„Erst die Arbeit, dann das Vergnügen!“ – Ein Glaubenssatz mit dem wohl die meisten von uns aufgewachsen sind. Über viele Jahrzehnte hatte dieses Gebot mit Sicherheit seine angemessene Berechtigung, jedoch hat sich die Definition von Arbeit seither massiv verändert. Beim Gedanken an Arbeit reduziert sich unser Bild mittlerweile hauptsächlich auf Lohnarbeit, also auf die Arbeit, für die wir das für unseren Lebensunterhalt erforderliche Geld bekommen. Arbeit im Haushalt, familiäre Arbeit oder ehrenamtliche und kreative Arbeit findet keinen Platz mehr in diesem Bild und verliert an Wahrnehmung. Deshalb lohnt es sich unser Bild von Arbeit näher zu beleuchten und ob mit Lohnarbeit eine 15-Stundenwoche möglich ist.

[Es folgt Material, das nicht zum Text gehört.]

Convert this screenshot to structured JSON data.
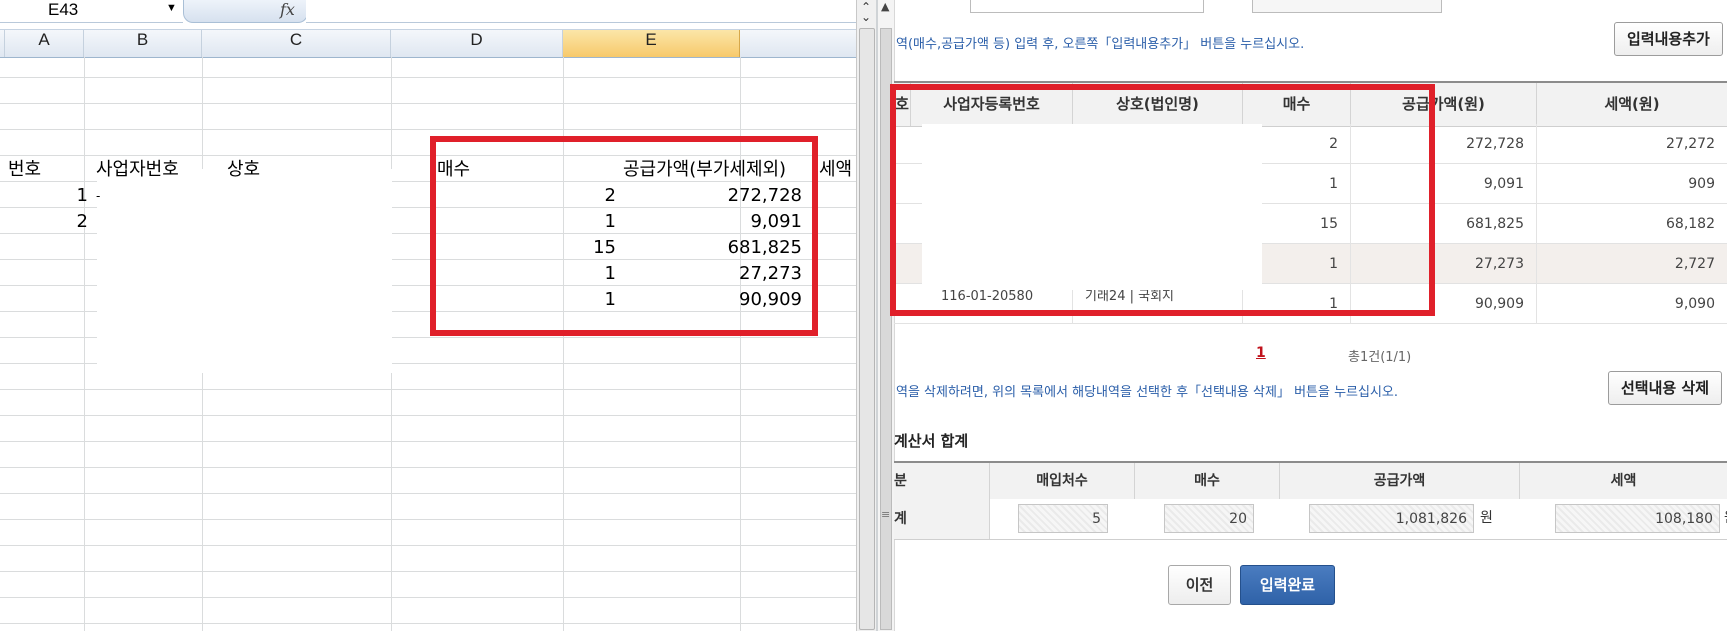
{
  "spreadsheet": {
    "name_box": "E43",
    "fx_label": "fx",
    "columns": [
      "A",
      "B",
      "C",
      "D",
      "E"
    ],
    "header_row": {
      "a": "번호",
      "b": "사업자번호",
      "c": "상호",
      "d": "매수",
      "e": "공급가액(부가세제외)",
      "f": "세액"
    },
    "rows": [
      {
        "no": "1",
        "mark": "-",
        "count": "2",
        "supply": "272,728"
      },
      {
        "no": "2",
        "mark": "",
        "count": "1",
        "supply": "9,091"
      },
      {
        "no": "",
        "mark": "",
        "count": "15",
        "supply": "681,825"
      },
      {
        "no": "",
        "mark": "",
        "count": "1",
        "supply": "27,273"
      },
      {
        "no": "",
        "mark": "",
        "count": "1",
        "supply": "90,909"
      }
    ]
  },
  "web": {
    "instruction_top": "역(매수,공급가액 등) 입력 후, 오른쪽「입력내용추가」 버튼을 누르십시오.",
    "add_button": "입력내용추가",
    "table_headers": {
      "no": "호",
      "reg_no": "사업자등록번호",
      "name": "상호(법인명)",
      "count": "매수",
      "supply": "공급가액(원)",
      "tax": "세액(원)"
    },
    "rows": [
      {
        "count": "2",
        "supply": "272,728",
        "tax": "27,272"
      },
      {
        "count": "1",
        "supply": "9,091",
        "tax": "909"
      },
      {
        "count": "15",
        "supply": "681,825",
        "tax": "68,182"
      },
      {
        "count": "1",
        "supply": "27,273",
        "tax": "2,727"
      },
      {
        "count": "1",
        "supply": "90,909",
        "tax": "9,090",
        "partial_reg": "116-01-20580",
        "partial_name": "기래24 | 국회지"
      }
    ],
    "pagination": {
      "page": "1",
      "total": "총1건(1/1)"
    },
    "instruction_delete": "역을 삭제하려면, 위의 목록에서 해당내역을 선택한 후「선택내용 삭제」 버튼을 누르십시오.",
    "delete_button": "선택내용 삭제",
    "summary_title": "계산서 합계",
    "summary_headers": {
      "kind": "분",
      "buyers": "매입처수",
      "count": "매수",
      "supply": "공급가액",
      "tax": "세액"
    },
    "summary_row": {
      "kind": "계",
      "buyers": "5",
      "count": "20",
      "supply": "1,081,826",
      "tax": "108,180",
      "unit": "원"
    },
    "prev_button": "이전",
    "complete_button": "입력완료"
  },
  "colors": {
    "highlight_red": "#e0202a",
    "link_blue": "#2a5ea9",
    "primary_button": "#2f62a8"
  }
}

Der Ursprung der Lohnarbeit
Im antiken Griechenland sowie im antiken Rom wurde bereits ein Großteil der schweren und eintönigen Arbeit auf Äckern, in Bergwerken und Steinbrüchen sowie auf Baustellen von zwei gesellschaftlichen Gruppen geleistet, von den Sklaven und den Lohnarbeitern.
Sklaven galten als verkaufbare und rechtlose Gegenstände ihrer Besitzer und wurden als bloße Hilfskraft zur Verrichtung der Arbeit angesehen. Sie mussten tagtäglich das tun, was von ihnen verlangt wurde. Lohnarbeiter galten hingegen juristisch gesehen als frei. Aus ökonomischer Sicht, und zwar aus Mangel an Boden und Produktionsgütern, waren sie jedoch ebenfalls gezwungen, ihre Arbeitskraft an Besitzende zu verkaufen.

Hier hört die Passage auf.